# deleted photo recovery



## photohobo (Apr 15, 2007)

I accidentally deleted a photo from my sd card last night and have been having trouble recovering it. I deleted it with the camera (a kodak) rather than on a computer or card reader. I have tried a number of photo/file recovery programs which have recovered numerous photos which I intentionally deleted up to a couple of years ago, but can't seem to get the one deleted just last night. Does it sound like this shot is gone for good or is it possible a better program would be able to recover it. The programs I tried included one called cardrecovery and one called file recover I think. Let me know if anyone has suggestions.


----------



## photohobo (Apr 16, 2007)

I have done a little more research with no success. I have used almost all of the programs listed at http://www.ultimateslr.com/memory-card-recovery.php and the ones that provide previews do not contain the image I'm looking for. Most have the same # of images listed for what they can uncover. I'm thinking that this file is gone for good but I don't know how likely it is that a file is completely unrecoverable.

Any suggestions for a different program to try when others aren't working? 

ps. A program called "digital picture recovery" found a number of tif images along with the usual but the tifs did not provide previews. Is it possible that my lost image is contained in one of these tifs? I don't want to buy the product and find out the tifs are unreadable.


----------



## Big Mike (Apr 16, 2007)

Maybe call/e-mail the card manufacturer and ask them.


----------



## shorty6049 (Apr 16, 2007)

i use some porgram called search and recover i think... it works pretty good, I only use the free ones though, cuz i'm cheap...


----------



## EOS_JD (Apr 16, 2007)

photohobo said:


> ps. A program called "digital picture recovery" found a number of tif images along with the usual but the tifs did not provide previews. Is it possible that my lost image is contained in one of these tifs? I don't want to buy the product and find out the tifs are unreadable.


 
the tif files may in fact be RAW files. BadCopy Pro (which I purchased) has never failed me yet. So long as you have not written to the card since the error you should be ok.
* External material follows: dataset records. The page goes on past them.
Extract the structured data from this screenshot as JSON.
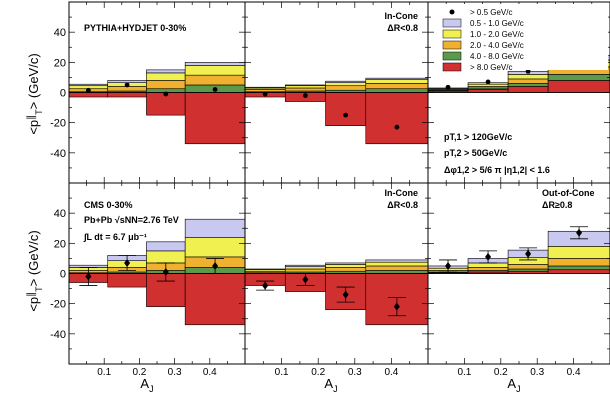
{
  "figure": {
    "y_axis_label": "<p∥T> (GeV/c)",
    "y_axis_label_parts": {
      "main": "<p",
      "parallel": "∥",
      "sub": "T",
      "tail": "> (GeV/c)"
    },
    "x_axis_label": "AJ",
    "x_axis_label_parts": {
      "main": "A",
      "sub": "J"
    },
    "y_ticks": [
      "40",
      "20",
      "0",
      "-20",
      "-40"
    ],
    "x_ticks": [
      "0.1",
      "0.2",
      "0.3",
      "0.4"
    ],
    "legend": {
      "items": [
        {
          "label": "> 0.5 GeV/c",
          "color": "#000000",
          "marker": "dot"
        },
        {
          "label": "0.5 - 1.0 GeV/c",
          "color": "#c8c8f0"
        },
        {
          "label": "1.0 - 2.0 GeV/c",
          "color": "#f0f050"
        },
        {
          "label": "2.0 - 4.0 GeV/c",
          "color": "#f0b030"
        },
        {
          "label": "4.0 - 8.0 GeV/c",
          "color": "#5a9a4a"
        },
        {
          "label": "> 8.0 GeV/c",
          "color": "#d03030"
        }
      ]
    },
    "top_row_label": "PYTHIA+HYDJET 0-30%",
    "bottom_row_label_lines": [
      "CMS 0-30%",
      "Pb+Pb √sNN=2.76 TeV",
      "∫L dt = 6.7 μb⁻¹"
    ],
    "cuts": {
      "line1": "pT,1 > 120GeV/c",
      "line2": "pT,2 > 50GeV/c",
      "line3": "Δφ1,2 > 5/6 π  |η1,2| < 1.6"
    },
    "panel_titles": {
      "in_cone": {
        "line1": "In-Cone",
        "line2": "ΔR<0.8"
      },
      "out_cone": {
        "line1": "Out-of-Cone",
        "line2": "ΔR≥0.8"
      }
    }
  },
  "chart_data": [
    {
      "type": "stacked-bar",
      "title": "PYTHIA+HYDJET 0-30% (All)",
      "categories": [
        "0.0-0.11",
        "0.11-0.22",
        "0.22-0.33",
        "0.33-0.5"
      ],
      "xlim": [
        0,
        0.5
      ],
      "ylim": [
        -60,
        60
      ],
      "xlabel": "AJ",
      "ylabel": "<p∥T> (GeV/c)",
      "positive_series": [
        {
          "name": "0.5 - 1.0 GeV/c",
          "values": [
            1,
            1.5,
            2,
            2
          ]
        },
        {
          "name": "1.0 - 2.0 GeV/c",
          "values": [
            2,
            2.5,
            5,
            6.5
          ]
        },
        {
          "name": "2.0 - 4.0 GeV/c",
          "values": [
            2,
            3,
            5.5,
            6.5
          ]
        },
        {
          "name": "4.0 - 8.0 GeV/c",
          "values": [
            0.5,
            1,
            2.5,
            5
          ]
        },
        {
          "name": "> 8.0 GeV/c",
          "values": [
            0,
            0,
            0,
            0
          ]
        }
      ],
      "negative_series": [
        {
          "name": "> 8.0 GeV/c",
          "values": [
            -3,
            -3,
            -15,
            -34
          ]
        }
      ],
      "points": [
        1.5,
        5,
        -1,
        2
      ]
    },
    {
      "type": "stacked-bar",
      "title": "PYTHIA+HYDJET 0-30% In-Cone ΔR<0.8",
      "categories": [
        "0.0-0.11",
        "0.11-0.22",
        "0.22-0.33",
        "0.33-0.5"
      ],
      "xlim": [
        0,
        0.5
      ],
      "ylim": [
        -60,
        60
      ],
      "positive_series": [
        {
          "name": "0.5 - 1.0 GeV/c",
          "values": [
            0.5,
            0.5,
            1,
            1
          ]
        },
        {
          "name": "1.0 - 2.0 GeV/c",
          "values": [
            1,
            1.5,
            2,
            2.5
          ]
        },
        {
          "name": "2.0 - 4.0 GeV/c",
          "values": [
            1.5,
            2,
            3,
            3.5
          ]
        },
        {
          "name": "4.0 - 8.0 GeV/c",
          "values": [
            0.5,
            1,
            1.5,
            2.5
          ]
        },
        {
          "name": "> 8.0 GeV/c",
          "values": [
            0,
            0,
            0,
            0
          ]
        }
      ],
      "negative_series": [
        {
          "name": "> 8.0 GeV/c",
          "values": [
            -3,
            -6,
            -22,
            -34
          ]
        }
      ],
      "points": [
        -1,
        -2,
        -15,
        -23
      ]
    },
    {
      "type": "stacked-bar",
      "title": "PYTHIA+HYDJET 0-30% Out-of-Cone ΔR≥0.8",
      "categories": [
        "0.0-0.11",
        "0.11-0.22",
        "0.22-0.33",
        "0.33-0.5"
      ],
      "xlim": [
        0,
        0.5
      ],
      "ylim": [
        -60,
        60
      ],
      "positive_series": [
        {
          "name": "0.5 - 1.0 GeV/c",
          "values": [
            0.5,
            1,
            2,
            3
          ]
        },
        {
          "name": "1.0 - 2.0 GeV/c",
          "values": [
            0.5,
            1.5,
            3,
            4.5
          ]
        },
        {
          "name": "2.0 - 4.0 GeV/c",
          "values": [
            0.5,
            1,
            3,
            5
          ]
        },
        {
          "name": "4.0 - 8.0 GeV/c",
          "values": [
            0.5,
            1,
            2,
            4
          ]
        },
        {
          "name": "> 8.0 GeV/c",
          "values": [
            1,
            2,
            4,
            8
          ]
        }
      ],
      "negative_series": [],
      "points": [
        3.5,
        7,
        14,
        25
      ]
    },
    {
      "type": "stacked-bar",
      "title": "CMS 0-30% (All)",
      "categories": [
        "0.0-0.11",
        "0.11-0.22",
        "0.22-0.33",
        "0.33-0.5"
      ],
      "xlim": [
        0,
        0.5
      ],
      "ylim": [
        -60,
        60
      ],
      "positive_series": [
        {
          "name": "0.5 - 1.0 GeV/c",
          "values": [
            1.5,
            3.5,
            6,
            12
          ]
        },
        {
          "name": "1.0 - 2.0 GeV/c",
          "values": [
            2,
            4.5,
            8,
            13
          ]
        },
        {
          "name": "2.0 - 4.0 GeV/c",
          "values": [
            1.5,
            3,
            5,
            7
          ]
        },
        {
          "name": "4.0 - 8.0 GeV/c",
          "values": [
            0.5,
            1,
            2,
            4
          ]
        },
        {
          "name": "> 8.0 GeV/c",
          "values": [
            0,
            0,
            0,
            0
          ]
        }
      ],
      "negative_series": [
        {
          "name": "> 8.0 GeV/c",
          "values": [
            -6,
            -9,
            -22,
            -34
          ]
        }
      ],
      "points": [
        -2,
        7,
        1,
        5
      ],
      "errors": [
        6,
        5,
        6,
        5
      ]
    },
    {
      "type": "stacked-bar",
      "title": "CMS 0-30% In-Cone ΔR<0.8",
      "categories": [
        "0.0-0.11",
        "0.11-0.22",
        "0.22-0.33",
        "0.33-0.5"
      ],
      "xlim": [
        0,
        0.5
      ],
      "ylim": [
        -60,
        60
      ],
      "positive_series": [
        {
          "name": "0.5 - 1.0 GeV/c",
          "values": [
            0.5,
            1,
            1,
            1.5
          ]
        },
        {
          "name": "1.0 - 2.0 GeV/c",
          "values": [
            1,
            1.5,
            2,
            2.5
          ]
        },
        {
          "name": "2.0 - 4.0 GeV/c",
          "values": [
            1,
            2,
            2.5,
            3
          ]
        },
        {
          "name": "4.0 - 8.0 GeV/c",
          "values": [
            0.5,
            1,
            1.5,
            2
          ]
        },
        {
          "name": "> 8.0 GeV/c",
          "values": [
            0,
            0,
            0,
            0
          ]
        }
      ],
      "negative_series": [
        {
          "name": "> 8.0 GeV/c",
          "values": [
            -8,
            -12,
            -24,
            -34
          ]
        }
      ],
      "points": [
        -8,
        -4,
        -14,
        -22
      ],
      "errors": [
        3,
        4,
        5,
        6
      ]
    },
    {
      "type": "stacked-bar",
      "title": "CMS 0-30% Out-of-Cone ΔR≥0.8",
      "categories": [
        "0.0-0.11",
        "0.11-0.22",
        "0.22-0.33",
        "0.33-0.5"
      ],
      "xlim": [
        0,
        0.5
      ],
      "ylim": [
        -60,
        60
      ],
      "positive_series": [
        {
          "name": "0.5 - 1.0 GeV/c",
          "values": [
            1.5,
            3,
            5,
            10
          ]
        },
        {
          "name": "1.0 - 2.0 GeV/c",
          "values": [
            1.5,
            3,
            4.5,
            8
          ]
        },
        {
          "name": "2.0 - 4.0 GeV/c",
          "values": [
            1,
            2,
            3,
            5
          ]
        },
        {
          "name": "4.0 - 8.0 GeV/c",
          "values": [
            0.5,
            1,
            1.5,
            2.5
          ]
        },
        {
          "name": "> 8.0 GeV/c",
          "values": [
            0.5,
            1,
            1.5,
            2.5
          ]
        }
      ],
      "negative_series": [],
      "points": [
        5,
        11,
        13,
        27
      ],
      "errors": [
        4,
        4,
        4,
        4
      ]
    }
  ]
}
Was it a RAW file or a jpg?  The preview will possibly not show because you'll need to rename the file to _IMG0001.CR2 rather than .tif

I'd bet it is there though (so long as the card's not been written on).......


----------



## photohobo (Apr 16, 2007)

thanks for the tip. I'll check out badcopy pro. I took about 20 photos after the file was deleted so I'm assuming that means the card has been written on. Which from your post I gather could mean the photo is lost forever?


----------



## EOS_JD (Apr 17, 2007)

Yes I'm afraid if you have written to the card after deletion, chances are it may be lost.


----------



## 480sparky (Dec 2, 2013)

amendalus said:


> In order to retrieve deleted photos of iPhone, first of all, you should pay attention that once you deleted your data of iPhone by accident, you'd better not continue operating your iPhone again, since the new data will overwrite the data you have already lost.
> With this idea, you can recover your photo unhurriedly, which means there are chances for you to recover the lost data, you need not worry any more.
> I hope my suggestion can help you!



You expect the OP to stop using his phone..........* since 2007?* :er:


----------